Não se sabe o
dia e ano em que tudo começou.
Foi numa noite,
quebrando o silêncio, quando toda a cidade ouviu gritos idênticos a um bebê chorando. Só que os choros e gemidos vinham do alto, dos céus. Os mais corajosos saíram
às ruas em busca da origem.
No início nada
foi avistado e nas noites seguintes os ruídos assustadores se repetiram. O que seria?
Esta é uma
história que atravessou gerações, contadas pelas famílias lagunenses.
Era um tempo das rodas de
conversas de nossos pais e avós, quando as famílias ainda se reuniam nas salas das
casas e não havia a hipnotizadora televisão e muitos menos, é claro,
viciantes celulares.
Luzes bruxuleantes
Casas somente
iluminadas por luzes provenientes de fracas lâmpadas ou de bruxuleantes velas e/ou
lamparinas que jogavam no ar, além do cheiro de cera e querosene, assustadoras
sombras nas paredes.
Estava pronto o
cenário ideal para os contadores de histórias.
E quanto mais
assustadores os fatos narrados, mais provocavam exclamações de pavor,
principalmente entre nós crianças que a tudo ouvíamos, curiosas, atentas, sentadas
pelos cantos ou atrás das portas, escondidas.
Quem dormiria
depois de ouvi-las?
O porto da
Laguna ainda estava localizado no centro da cidade. Em nosso cais aqui chegavam e daqui
partiam navios para Florianópolis e também para o
Rio de Janeiro, então Capital Federal.
E nesse mesmo
centro, hoje chamado de Histórico, moravam centenas de famílias com suas
extensas proles.
Choro e gemidos vinham do alto
Não se sabe o
dia em que tudo começou.
Era início de
outono e uma friagem chegava do Sul fazendo com que todos se recolhessem mais
cedo às suas casas. As estreitas ruas da cidade Juliana ficavam desertas a
partir das 18 horas.
Foi numa noite, quebrando
o silêncio, quando toda a cidade ouviu gritos idênticos a um bebê chorando.

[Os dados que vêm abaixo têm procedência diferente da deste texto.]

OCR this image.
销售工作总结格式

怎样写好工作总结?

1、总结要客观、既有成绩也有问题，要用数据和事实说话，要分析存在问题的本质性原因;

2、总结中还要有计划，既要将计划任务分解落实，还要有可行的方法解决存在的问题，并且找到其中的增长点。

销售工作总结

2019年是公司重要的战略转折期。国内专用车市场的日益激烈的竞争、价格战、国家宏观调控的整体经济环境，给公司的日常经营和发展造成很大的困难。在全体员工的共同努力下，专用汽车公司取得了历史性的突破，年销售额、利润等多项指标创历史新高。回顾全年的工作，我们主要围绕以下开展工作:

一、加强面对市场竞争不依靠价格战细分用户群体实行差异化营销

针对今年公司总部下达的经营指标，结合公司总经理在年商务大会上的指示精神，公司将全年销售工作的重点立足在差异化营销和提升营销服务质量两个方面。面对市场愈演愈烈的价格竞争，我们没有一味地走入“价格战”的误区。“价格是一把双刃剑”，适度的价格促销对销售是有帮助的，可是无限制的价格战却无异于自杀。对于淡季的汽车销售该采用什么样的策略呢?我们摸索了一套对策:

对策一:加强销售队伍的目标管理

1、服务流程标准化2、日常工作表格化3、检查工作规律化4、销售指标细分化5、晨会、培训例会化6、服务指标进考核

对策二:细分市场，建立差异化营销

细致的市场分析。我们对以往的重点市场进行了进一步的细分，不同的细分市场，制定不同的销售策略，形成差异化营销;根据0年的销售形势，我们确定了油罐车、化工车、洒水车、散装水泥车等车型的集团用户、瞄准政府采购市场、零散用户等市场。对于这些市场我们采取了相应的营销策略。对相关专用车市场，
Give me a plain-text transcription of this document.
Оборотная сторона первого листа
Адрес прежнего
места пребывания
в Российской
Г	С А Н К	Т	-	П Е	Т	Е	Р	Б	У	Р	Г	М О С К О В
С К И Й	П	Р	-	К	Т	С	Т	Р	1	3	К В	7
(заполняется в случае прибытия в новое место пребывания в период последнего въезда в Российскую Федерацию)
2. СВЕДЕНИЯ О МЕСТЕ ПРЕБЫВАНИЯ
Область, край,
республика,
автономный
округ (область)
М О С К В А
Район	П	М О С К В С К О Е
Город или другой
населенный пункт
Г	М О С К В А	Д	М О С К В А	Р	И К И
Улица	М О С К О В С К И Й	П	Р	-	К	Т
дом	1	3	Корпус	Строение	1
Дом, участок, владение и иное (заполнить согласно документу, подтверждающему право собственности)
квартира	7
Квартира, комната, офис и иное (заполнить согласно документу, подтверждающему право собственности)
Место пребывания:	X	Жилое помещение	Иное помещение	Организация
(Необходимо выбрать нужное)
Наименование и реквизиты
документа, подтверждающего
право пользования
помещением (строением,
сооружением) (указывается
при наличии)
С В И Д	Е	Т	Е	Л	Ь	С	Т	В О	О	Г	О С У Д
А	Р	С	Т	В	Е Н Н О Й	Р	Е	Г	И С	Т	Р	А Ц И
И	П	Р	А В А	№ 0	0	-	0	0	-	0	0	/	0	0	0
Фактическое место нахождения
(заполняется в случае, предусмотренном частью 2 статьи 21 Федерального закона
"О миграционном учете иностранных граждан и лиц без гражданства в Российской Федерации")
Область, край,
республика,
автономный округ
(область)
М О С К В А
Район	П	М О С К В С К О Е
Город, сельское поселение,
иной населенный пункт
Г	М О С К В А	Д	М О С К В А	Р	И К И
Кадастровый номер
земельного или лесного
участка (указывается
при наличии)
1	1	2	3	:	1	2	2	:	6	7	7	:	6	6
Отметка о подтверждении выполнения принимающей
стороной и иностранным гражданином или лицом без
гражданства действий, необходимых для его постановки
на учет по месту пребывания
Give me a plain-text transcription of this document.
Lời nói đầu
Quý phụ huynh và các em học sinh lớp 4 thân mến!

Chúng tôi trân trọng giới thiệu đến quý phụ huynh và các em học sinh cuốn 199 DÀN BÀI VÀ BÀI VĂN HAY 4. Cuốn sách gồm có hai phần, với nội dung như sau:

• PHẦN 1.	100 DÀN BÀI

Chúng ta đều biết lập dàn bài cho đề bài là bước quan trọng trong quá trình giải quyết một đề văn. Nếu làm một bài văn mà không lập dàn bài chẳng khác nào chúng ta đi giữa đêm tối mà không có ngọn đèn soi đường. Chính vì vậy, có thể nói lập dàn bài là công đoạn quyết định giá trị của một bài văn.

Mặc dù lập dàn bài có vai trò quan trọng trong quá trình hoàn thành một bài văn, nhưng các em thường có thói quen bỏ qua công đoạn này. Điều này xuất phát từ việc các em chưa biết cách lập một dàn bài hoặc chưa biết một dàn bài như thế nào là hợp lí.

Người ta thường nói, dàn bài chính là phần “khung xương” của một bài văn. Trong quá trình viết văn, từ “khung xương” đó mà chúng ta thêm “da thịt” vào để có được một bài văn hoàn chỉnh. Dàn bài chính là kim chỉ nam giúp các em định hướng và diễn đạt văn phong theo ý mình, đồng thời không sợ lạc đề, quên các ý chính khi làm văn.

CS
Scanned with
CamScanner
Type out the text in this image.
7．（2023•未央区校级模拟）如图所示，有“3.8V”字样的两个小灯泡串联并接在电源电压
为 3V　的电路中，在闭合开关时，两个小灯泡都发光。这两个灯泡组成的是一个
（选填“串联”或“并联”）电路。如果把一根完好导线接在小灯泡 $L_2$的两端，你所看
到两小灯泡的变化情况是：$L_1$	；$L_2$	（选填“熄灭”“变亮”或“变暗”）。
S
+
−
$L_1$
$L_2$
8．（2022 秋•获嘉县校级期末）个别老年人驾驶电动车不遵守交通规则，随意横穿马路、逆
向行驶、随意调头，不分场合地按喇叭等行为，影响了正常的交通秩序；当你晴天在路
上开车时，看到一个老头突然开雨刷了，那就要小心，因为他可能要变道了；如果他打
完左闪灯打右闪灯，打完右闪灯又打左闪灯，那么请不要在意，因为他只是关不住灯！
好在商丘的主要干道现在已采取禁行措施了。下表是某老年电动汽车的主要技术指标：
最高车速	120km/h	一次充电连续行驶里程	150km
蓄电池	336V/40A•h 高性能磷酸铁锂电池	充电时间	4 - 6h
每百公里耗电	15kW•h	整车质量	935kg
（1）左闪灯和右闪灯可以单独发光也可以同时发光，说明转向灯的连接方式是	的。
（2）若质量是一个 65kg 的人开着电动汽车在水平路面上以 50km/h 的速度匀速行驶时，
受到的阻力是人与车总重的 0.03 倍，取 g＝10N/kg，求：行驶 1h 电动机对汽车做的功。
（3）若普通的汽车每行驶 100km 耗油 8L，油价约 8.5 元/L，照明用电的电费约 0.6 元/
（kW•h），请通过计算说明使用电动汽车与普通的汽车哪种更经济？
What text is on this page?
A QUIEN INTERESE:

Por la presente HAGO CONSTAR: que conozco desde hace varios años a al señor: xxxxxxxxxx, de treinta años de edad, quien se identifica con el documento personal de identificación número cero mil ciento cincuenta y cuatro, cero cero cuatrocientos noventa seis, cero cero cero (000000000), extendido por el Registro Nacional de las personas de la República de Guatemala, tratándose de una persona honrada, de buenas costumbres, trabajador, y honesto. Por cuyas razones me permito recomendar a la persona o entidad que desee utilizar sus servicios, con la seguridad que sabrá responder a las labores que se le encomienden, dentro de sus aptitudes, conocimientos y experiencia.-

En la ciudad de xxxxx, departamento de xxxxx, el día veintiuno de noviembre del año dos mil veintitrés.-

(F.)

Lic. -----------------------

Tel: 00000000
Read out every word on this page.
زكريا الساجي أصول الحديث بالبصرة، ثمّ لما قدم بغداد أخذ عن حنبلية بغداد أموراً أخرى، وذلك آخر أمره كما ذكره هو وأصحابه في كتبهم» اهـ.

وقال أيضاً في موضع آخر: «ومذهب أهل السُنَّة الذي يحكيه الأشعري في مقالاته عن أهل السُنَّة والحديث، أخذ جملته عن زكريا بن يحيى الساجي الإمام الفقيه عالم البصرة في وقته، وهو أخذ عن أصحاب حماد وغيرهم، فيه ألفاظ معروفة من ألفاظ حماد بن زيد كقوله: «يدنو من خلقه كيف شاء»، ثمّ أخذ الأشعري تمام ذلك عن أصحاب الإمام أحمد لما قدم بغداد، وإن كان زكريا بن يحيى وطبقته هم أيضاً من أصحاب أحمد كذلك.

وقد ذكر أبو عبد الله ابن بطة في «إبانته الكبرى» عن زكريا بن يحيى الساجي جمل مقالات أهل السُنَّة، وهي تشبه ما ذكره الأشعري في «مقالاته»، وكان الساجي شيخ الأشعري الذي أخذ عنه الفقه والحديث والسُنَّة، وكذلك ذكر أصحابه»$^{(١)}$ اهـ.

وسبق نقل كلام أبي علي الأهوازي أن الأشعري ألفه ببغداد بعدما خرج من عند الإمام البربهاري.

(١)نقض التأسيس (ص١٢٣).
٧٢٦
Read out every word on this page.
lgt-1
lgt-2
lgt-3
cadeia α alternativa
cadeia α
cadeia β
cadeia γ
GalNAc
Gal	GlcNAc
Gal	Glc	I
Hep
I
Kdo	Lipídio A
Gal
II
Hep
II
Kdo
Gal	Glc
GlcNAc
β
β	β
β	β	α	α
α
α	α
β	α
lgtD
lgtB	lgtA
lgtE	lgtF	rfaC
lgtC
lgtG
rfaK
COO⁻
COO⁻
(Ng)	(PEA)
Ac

O choro e gemidos vinham do alto, dos céus. Os mais corajosos saíram às ruas em busca da origem.
No início nada
foi avistado e nas noites seguintes os ruídos assustadores se repetiram. O que seria?
Especulações
Daí começaram as
especulações por parte do povo.
Havia quem acreditasse se tratar de uma alma
penada ou de uma criança que tivesse morrido sem ser batizada.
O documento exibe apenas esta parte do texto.